Here's an animated graphic to show how it works:

![screencast-directory-naming](https://github.com/instruct-lab/taxonomy/assets/799683/2cb2b031-52f6-46de-bfd9-c4eae82ec9d3)

**TO BE CONTINUED**

#### Contributing Knowledge
This information will be added once knowledge contributions are opened up.

### How should I contribute?

For additional information on how to make a contribution, please, consult the
[documentation on contributing](CONTRIBUTING.md).

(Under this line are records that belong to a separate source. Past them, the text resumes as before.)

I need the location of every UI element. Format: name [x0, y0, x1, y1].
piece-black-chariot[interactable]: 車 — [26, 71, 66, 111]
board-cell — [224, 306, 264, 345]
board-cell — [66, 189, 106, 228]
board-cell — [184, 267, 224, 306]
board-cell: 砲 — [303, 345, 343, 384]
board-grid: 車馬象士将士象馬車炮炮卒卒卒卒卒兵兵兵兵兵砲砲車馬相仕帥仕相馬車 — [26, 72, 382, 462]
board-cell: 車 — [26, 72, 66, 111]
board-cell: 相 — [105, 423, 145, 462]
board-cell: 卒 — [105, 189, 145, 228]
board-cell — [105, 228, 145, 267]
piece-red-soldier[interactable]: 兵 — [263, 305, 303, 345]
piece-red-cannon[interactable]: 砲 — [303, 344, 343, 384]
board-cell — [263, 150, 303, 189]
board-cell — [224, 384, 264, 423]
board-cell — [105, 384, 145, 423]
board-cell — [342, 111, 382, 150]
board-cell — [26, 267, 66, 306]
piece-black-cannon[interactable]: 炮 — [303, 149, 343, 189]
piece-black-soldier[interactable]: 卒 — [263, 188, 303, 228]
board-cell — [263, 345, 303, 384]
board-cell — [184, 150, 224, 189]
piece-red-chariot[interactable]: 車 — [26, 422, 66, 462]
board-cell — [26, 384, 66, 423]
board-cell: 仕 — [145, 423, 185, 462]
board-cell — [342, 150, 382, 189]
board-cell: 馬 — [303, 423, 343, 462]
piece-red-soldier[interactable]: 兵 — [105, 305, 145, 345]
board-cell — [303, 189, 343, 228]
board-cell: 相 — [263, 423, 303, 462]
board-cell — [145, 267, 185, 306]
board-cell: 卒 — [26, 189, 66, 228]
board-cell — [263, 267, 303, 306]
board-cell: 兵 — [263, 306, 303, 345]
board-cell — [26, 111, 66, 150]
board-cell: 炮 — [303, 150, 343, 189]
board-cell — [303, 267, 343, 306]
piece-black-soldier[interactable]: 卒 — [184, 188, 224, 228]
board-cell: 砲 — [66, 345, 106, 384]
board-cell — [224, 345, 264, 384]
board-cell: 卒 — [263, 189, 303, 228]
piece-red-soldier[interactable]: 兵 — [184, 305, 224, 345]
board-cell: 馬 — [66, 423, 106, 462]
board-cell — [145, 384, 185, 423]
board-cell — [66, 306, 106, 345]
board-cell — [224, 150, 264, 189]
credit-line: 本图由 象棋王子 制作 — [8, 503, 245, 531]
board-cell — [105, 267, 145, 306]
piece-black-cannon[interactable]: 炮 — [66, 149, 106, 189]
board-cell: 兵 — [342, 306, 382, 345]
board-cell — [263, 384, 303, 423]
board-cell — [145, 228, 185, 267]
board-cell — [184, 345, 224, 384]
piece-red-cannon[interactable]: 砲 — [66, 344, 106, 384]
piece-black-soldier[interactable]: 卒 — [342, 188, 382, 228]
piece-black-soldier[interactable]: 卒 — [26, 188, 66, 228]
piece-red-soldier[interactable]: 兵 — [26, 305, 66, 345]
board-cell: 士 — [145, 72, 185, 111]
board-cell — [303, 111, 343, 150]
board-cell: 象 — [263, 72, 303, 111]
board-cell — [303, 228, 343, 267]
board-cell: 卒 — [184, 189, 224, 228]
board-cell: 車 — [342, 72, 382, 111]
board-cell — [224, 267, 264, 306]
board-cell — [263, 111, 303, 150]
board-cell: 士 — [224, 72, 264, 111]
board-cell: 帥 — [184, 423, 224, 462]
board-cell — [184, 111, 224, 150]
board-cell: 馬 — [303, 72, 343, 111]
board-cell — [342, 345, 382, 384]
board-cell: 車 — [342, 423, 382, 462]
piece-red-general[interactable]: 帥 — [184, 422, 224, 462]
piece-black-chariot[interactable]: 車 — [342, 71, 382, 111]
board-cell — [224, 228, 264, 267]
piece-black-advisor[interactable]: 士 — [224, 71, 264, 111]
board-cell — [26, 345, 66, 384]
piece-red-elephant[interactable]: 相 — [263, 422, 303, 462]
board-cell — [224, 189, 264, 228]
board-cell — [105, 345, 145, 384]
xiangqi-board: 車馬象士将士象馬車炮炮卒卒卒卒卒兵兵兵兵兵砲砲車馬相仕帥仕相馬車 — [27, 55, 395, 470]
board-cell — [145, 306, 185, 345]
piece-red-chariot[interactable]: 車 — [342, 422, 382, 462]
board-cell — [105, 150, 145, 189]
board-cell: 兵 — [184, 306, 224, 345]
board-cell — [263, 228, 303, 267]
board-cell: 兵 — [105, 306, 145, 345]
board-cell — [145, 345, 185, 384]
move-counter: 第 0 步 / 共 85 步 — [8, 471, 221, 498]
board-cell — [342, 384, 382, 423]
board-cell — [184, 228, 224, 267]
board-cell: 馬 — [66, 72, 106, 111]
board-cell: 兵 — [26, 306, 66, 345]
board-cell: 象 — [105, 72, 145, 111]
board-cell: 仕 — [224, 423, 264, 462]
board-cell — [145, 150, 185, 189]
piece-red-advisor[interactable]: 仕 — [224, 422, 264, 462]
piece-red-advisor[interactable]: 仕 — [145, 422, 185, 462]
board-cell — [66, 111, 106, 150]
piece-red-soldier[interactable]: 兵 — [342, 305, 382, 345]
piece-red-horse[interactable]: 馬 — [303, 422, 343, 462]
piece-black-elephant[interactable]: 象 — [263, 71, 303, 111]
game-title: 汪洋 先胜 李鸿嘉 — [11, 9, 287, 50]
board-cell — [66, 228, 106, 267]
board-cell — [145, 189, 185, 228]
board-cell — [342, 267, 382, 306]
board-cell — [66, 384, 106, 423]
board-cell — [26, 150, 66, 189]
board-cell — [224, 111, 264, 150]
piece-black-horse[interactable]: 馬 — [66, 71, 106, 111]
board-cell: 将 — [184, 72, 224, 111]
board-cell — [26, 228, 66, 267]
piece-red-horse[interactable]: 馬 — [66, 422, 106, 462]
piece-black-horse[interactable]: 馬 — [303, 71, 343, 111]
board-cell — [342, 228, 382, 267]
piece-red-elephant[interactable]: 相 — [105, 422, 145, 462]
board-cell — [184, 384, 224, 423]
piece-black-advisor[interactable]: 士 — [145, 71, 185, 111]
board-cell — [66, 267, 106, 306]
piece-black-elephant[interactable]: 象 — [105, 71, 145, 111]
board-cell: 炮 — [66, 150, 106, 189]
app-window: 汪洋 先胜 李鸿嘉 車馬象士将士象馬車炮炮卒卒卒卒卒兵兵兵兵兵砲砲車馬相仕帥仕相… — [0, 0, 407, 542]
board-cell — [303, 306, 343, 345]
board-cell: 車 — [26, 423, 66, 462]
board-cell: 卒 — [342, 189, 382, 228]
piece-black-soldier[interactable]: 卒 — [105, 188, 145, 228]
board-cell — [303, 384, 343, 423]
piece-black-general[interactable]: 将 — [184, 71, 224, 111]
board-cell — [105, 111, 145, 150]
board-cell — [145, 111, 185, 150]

### Why should I contribute?

This taxonomy repository will be used as the seed to synthesize the training
data for InstructLab-trained models. We intend to re-train the model(s) using the main
branch as often as possible (at least weekly). This enables fast iteration of the model(s), for the benefit of the open source community, in particular to enable model developers who do not have access to the necessary compute infrastructure.